Hoy es el Día Mundial del Comercio Justo. Hoy celebramos la reivindicación de un consumo responsable, respetuoso con los recursos naturales y nuestro entorno, y que anteponga el bienestar de las personas, de las comunidades y de los trabajadores por encima y por delante del beneficio económico.

Hoy, también, denunciamos una injusticia con nombre y apellidos: Amazon. Si hay algo que puede representar la antítesis de todo aquello que deberíamos celebrar en el Día Mundial del Comercio Justo es esta y otras gigantescas multinacionales del comercio electrónico que promueven el consumo irresponsable e irracional, que dejan enormes huellas de carbono en la cadena de distribución de cualquiera de sus productos, y que, como denuncia el experimentado senador americano Bernie Sanders, son capaces de gastarse fortunas en evitar que sus propios trabajadores y trabajadoras puedan afiliarse a un sindicato para (intentar) mejorar sus contratos precarios.

No solo eso: allí donde se implanta Amazon o Alibaba o cualquier otra macroempresa del ramo, llega un tsunami que arrastra consigo al pequeño comercio de proximidad, a la tienda de la esquina de toda la vida, y aparece además el fenómeno rider o «distribuidor autónomo», que es una nueva vuelta de tuerca en la espiral de la precarización laboral que son marca de la casa.

En julio de 2021, en plena quinta ola de la pandemia y con la carrera frenética de gobiernos y profesionales de la salud para encarar la vacunación masiva y salvar millones de vidas, el propietario de Amazon, Jeff Bezos, se permitió el capricho de viajar 11 minutos al espacio en su propia nave.

Este día del Comercio Justo nos desnuda una de las principales debilidades de nuestro actual modelo económico: premiamos el egoísmo.

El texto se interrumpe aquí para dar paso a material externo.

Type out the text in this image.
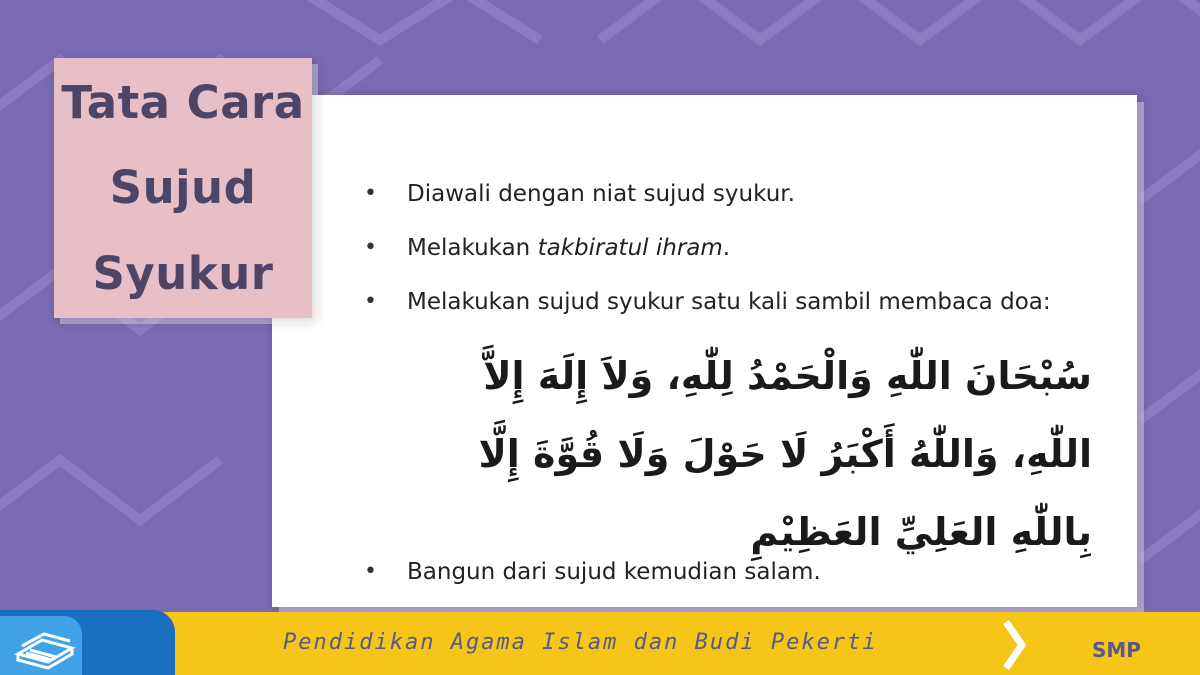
Tata Cara
Sujud
Syukur
• Diawali dengan niat sujud syukur.
• Melakukan takbiratul ihram.
• Melakukan sujud syukur satu kali sambil membaca doa:

سُبْحَانَ اللّٰهِ وَالْحَمْدُ لِلّٰهِ، وَلاَ إِلَهَ إِلاَّ اللّٰهِ، وَاللّٰهُ أَكْبَرُ لَا حَوْلَ وَلَا قُوَّةَ إِلَّا بِاللّٰهِ العَلِيِّ العَظِيْمِ

• Bangun dari sujud kemudian salam.
Pendidikan Agama Islam dan Budi Pekerti	SMP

Y premiando al egoísta, el egoísta se va al espacio (por capricho) y la tienda del barrio que sustentaba humildemente a una familia, echa el cierre.

Pero así como Bezos tiene el poder (que no el derecho) de destrozar economías locales, el Día del Comercio Justo nos enseña también que, a pesar de todo, está en nuestras manos revertir la situación y, como consumidores, pensárnoslo dos veces antes de hacer click para comprarnos ese par de zapatos que son unos pocos euros más baratos que en la zapatería a pie de calle y que, para tenerlos de inmediato, tienen que salir de un almacén en China, coger un avión hasta Amsterdam, otro hasta Barcelona, camión y barco hasta las islas, y un rider precarizado llevártelos hasta la puerta porque si tarda unos minutos de más, no podrá cobrar el pedido. Esos zapatos, por el camino, habrán contaminado quizás más que la nave espacial de Bezos, harán daño a la zapatería de tu barrio, servirán para precarizar aún más la situación de una repartidora y, para acabar de darle la puntilla, contribuirán con cero impuestos a tu ambulatorio o a la limpieza de tu calle.

También las administraciones públicas podemos y debemos empezar a ponerle freno al desenfreno. No olvidemos que en Europa el trabajo infantil o las industrias pesadas contaminantes o la construcción en primera línea de costa, estuvieron también permitidas en su momento en aras del libre comercio y del progreso hasta que los movimientos sociales y la acción política dijeron «basta ya» (sin que ello supusiera una merma al libre comercio o al progreso, sino todo lo contrario). De la misma manera, y a pesar de los agoreros que propugnan que poner coto a Internet es intentar ponerle puertas al campo, este Día del Comercio Justo debe concienciarnos de que, para transitar por la senda de la justicia económica y social, hay que tomar medidas.